I got a flyer in the mail the other day. Nice photo of a young man, a shiny fellow, or at least recently exfoliated, with the tag line “Crafting Bespoke Experiences.” Naturally, I was all a-twitter.

I flipped it over. I suppose I should not be surprised he turned out to be a realtor. If you’re branding yourself as a crafter of bespoke experiences, you could be doing dang near any obscure thing. As a letter carrier, I could have marketed myself as a purveyor of hand-curated postal dispatch. Probably couldn’t have gotten away with “bespoke” because–spoiler alert here–a lot of that crap that lands in your mailbox actually went to everybody.

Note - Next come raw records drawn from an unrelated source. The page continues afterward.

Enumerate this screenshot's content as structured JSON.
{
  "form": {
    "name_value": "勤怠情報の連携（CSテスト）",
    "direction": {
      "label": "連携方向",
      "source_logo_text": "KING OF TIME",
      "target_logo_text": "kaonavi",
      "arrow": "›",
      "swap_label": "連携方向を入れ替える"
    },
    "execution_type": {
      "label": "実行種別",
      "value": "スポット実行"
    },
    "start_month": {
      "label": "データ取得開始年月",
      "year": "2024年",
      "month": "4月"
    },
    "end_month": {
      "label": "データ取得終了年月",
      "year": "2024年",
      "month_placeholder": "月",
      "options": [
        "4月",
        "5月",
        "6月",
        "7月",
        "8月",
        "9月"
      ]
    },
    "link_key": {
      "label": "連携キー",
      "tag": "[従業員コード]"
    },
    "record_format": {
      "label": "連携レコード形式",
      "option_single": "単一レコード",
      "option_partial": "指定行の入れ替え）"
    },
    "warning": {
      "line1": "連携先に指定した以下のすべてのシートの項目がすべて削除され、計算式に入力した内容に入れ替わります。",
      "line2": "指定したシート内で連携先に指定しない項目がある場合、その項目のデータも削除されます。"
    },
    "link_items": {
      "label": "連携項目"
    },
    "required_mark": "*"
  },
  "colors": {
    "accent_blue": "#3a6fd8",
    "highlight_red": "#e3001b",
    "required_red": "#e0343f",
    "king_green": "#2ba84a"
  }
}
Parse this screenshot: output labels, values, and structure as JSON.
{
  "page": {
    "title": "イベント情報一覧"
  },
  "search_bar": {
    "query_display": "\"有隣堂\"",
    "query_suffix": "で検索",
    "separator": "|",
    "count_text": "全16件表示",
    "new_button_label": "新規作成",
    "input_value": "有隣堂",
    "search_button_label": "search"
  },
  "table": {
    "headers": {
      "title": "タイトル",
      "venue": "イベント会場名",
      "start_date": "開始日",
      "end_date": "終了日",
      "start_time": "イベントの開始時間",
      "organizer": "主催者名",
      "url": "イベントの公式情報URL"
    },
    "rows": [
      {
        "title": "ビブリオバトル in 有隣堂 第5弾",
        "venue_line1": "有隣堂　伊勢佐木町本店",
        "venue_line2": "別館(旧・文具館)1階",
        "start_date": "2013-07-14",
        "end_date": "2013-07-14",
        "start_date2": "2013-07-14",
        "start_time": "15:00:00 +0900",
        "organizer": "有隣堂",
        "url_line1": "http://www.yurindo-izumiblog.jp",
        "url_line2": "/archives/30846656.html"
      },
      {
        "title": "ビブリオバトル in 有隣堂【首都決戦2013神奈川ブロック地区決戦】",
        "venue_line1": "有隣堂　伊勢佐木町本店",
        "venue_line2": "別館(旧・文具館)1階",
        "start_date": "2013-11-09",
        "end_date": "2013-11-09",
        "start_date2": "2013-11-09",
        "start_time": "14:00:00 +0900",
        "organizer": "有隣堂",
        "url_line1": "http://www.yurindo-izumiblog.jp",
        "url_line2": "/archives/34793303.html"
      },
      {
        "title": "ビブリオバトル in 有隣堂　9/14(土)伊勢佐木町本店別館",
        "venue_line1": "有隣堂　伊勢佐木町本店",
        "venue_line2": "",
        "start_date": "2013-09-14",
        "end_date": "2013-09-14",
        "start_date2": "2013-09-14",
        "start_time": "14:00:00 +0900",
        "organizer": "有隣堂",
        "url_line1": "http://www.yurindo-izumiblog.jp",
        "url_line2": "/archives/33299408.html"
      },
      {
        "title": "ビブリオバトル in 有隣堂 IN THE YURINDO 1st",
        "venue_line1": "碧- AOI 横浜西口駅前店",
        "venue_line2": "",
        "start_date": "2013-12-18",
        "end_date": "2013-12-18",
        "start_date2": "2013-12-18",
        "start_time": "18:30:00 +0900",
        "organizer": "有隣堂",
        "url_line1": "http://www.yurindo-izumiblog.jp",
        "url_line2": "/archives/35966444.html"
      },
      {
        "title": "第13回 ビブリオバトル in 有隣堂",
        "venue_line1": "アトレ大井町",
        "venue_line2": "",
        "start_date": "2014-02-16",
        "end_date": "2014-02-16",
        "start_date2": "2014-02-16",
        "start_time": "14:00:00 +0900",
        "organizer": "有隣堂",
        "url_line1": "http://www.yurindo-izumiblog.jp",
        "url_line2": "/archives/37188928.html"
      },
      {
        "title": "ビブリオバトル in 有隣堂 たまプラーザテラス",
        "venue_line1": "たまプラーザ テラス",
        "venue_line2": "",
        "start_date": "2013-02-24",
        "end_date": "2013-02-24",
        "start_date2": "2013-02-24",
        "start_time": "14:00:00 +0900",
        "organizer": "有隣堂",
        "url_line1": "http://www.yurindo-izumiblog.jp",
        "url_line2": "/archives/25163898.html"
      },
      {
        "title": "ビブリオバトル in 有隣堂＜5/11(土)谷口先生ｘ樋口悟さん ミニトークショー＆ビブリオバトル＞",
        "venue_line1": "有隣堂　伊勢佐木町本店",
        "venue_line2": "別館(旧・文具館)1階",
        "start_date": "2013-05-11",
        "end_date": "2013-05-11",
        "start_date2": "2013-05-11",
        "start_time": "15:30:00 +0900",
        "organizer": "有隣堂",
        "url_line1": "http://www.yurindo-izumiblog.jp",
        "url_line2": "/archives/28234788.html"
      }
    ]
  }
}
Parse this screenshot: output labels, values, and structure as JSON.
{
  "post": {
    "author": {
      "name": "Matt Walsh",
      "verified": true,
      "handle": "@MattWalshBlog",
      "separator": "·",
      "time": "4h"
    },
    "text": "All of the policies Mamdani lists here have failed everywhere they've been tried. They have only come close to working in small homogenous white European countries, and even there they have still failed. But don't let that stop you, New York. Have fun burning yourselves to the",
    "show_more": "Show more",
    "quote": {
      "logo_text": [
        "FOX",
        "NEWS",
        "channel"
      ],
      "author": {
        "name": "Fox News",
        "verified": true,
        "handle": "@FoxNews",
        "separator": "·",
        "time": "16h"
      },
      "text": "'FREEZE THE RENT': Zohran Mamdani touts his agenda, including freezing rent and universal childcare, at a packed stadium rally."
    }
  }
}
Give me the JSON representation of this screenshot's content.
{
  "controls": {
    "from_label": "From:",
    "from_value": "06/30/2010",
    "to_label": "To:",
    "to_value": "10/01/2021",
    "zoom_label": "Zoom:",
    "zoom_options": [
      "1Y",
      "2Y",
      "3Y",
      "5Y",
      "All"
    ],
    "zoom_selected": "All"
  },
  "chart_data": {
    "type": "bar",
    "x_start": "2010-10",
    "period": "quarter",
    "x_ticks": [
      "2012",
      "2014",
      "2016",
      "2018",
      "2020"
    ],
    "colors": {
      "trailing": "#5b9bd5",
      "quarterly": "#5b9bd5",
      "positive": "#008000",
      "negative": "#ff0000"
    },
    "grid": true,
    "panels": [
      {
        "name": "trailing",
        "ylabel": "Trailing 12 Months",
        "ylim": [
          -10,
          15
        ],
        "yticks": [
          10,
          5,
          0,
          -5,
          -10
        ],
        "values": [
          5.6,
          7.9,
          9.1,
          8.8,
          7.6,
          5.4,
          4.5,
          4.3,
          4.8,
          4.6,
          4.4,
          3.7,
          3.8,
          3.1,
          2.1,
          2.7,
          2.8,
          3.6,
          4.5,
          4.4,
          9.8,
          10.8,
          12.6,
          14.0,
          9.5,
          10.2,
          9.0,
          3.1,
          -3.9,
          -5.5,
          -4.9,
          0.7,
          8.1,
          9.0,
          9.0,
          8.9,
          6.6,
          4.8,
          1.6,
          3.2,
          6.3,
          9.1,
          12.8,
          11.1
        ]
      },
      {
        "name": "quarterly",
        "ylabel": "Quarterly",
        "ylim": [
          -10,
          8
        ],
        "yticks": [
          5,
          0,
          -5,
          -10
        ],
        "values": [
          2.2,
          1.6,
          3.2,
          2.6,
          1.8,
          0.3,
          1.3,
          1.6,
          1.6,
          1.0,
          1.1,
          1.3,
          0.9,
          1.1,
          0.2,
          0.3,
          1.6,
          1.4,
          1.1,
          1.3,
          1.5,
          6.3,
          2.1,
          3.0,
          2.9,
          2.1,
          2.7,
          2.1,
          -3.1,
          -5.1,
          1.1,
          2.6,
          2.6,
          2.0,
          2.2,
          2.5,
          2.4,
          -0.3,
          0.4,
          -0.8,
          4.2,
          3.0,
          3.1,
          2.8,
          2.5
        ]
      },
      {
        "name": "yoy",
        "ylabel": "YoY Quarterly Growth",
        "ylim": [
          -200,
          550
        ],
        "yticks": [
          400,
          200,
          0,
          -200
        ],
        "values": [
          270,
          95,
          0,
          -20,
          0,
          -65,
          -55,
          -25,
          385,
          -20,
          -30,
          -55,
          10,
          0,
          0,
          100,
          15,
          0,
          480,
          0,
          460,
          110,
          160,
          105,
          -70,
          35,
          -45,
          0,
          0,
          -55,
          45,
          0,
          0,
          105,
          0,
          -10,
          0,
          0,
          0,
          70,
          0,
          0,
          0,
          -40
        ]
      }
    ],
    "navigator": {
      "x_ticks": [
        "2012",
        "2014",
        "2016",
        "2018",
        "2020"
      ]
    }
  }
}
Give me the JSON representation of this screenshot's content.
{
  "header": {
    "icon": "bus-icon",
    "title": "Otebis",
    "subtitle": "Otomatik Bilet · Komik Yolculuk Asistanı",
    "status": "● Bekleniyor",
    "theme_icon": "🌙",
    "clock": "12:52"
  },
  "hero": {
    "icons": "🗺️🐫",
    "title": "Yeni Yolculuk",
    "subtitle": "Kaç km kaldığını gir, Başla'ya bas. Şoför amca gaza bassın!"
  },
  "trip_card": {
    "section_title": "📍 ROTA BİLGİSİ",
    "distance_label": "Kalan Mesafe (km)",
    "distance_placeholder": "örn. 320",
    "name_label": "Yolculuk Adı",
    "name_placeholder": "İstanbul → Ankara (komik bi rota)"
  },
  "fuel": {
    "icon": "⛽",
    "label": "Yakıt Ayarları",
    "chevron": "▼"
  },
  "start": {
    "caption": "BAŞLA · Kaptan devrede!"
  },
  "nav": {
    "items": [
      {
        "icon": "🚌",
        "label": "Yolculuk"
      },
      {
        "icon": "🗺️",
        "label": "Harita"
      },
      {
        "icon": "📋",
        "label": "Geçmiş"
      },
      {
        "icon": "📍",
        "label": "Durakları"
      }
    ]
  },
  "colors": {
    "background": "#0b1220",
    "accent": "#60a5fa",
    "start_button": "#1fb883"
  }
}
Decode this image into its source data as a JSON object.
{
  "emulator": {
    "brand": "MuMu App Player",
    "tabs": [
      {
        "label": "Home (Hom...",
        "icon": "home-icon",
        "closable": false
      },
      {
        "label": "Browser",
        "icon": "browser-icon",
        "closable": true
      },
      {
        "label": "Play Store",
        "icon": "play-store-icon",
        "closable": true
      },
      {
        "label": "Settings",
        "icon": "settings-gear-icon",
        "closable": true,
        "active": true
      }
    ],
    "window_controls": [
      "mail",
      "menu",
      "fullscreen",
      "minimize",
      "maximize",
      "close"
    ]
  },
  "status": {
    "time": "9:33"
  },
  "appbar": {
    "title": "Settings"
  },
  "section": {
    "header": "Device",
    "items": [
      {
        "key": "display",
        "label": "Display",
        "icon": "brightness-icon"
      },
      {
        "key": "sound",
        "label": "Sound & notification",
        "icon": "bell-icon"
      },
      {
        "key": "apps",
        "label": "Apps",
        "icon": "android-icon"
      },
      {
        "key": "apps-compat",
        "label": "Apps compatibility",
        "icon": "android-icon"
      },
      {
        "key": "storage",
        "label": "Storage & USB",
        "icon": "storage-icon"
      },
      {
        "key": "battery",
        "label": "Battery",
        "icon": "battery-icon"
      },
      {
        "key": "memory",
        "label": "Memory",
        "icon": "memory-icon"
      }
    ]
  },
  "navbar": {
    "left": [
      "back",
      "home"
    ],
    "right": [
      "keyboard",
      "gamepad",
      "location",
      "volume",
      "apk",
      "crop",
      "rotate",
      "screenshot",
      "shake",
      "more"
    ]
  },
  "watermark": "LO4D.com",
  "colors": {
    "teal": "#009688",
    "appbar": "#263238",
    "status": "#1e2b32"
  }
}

I was in my forties before I heard anyone say “bespoke” and I strongly suspected it wasn’t really a word. It’s not a great word, in my opinion. You can’t slide it into a sentence without it sounding like the wrench that got left inside the engine. But it has earned a vintage quality, having first been used in its current meaning in the 16th century, and it has strutted Britishly about mainly in the field of tailoring until recently, when it got discovered by Marketing, and now it is used willy-nilly to mark the user as a precious sod.
“Bespoke” primarily and historically describes tailor-made suits and shoes. If an item was bespoke, it was spoken for; it was ordered, or commissioned. Another word for it, in this country, is “custom.” By golly, if you got something bespoke, it was not off-the-rack. It was made for you. Just for you! So our realtor friend is promising to give you an experience not meant for anyone else. Something he has fashioned for you and you alone.
That means he’s not going to sell you just any old house on the block. He’s going to sell you the one you want. Maybe you even specified you wanted one with an eat-in country kitchen and a big yard and he didn’t even bother showing you the kitchenette on the postage-stamp lot–that’s how bespoke the experience he is crafting for you is. And if you’re the seller, it’s your house he’s going to represent. Not your neighbor’s crappy old place. Yours.
You want that kind of mindfulness in a realtor.
It’s possible I am being too snide, or even cultivating snideness. For all I know, this realtor indeed excels in facilitating artisanal transactions. It’s possible his is a heart-centered mission that supports homefulness. He may even empower his clients’ self-empowerment. If he really can create an ideal customer journey map, I think I speak for all of us in saying I can honor that.
And in any case I shouldn’t judge. Here at Murrmurrs we are a bootstrapped enterprise of ideation and snackable content inputting. I’m mindful of that.
On the other hand, if he’s just signaling he’s gay, that’s not going to make him stand out in real estate.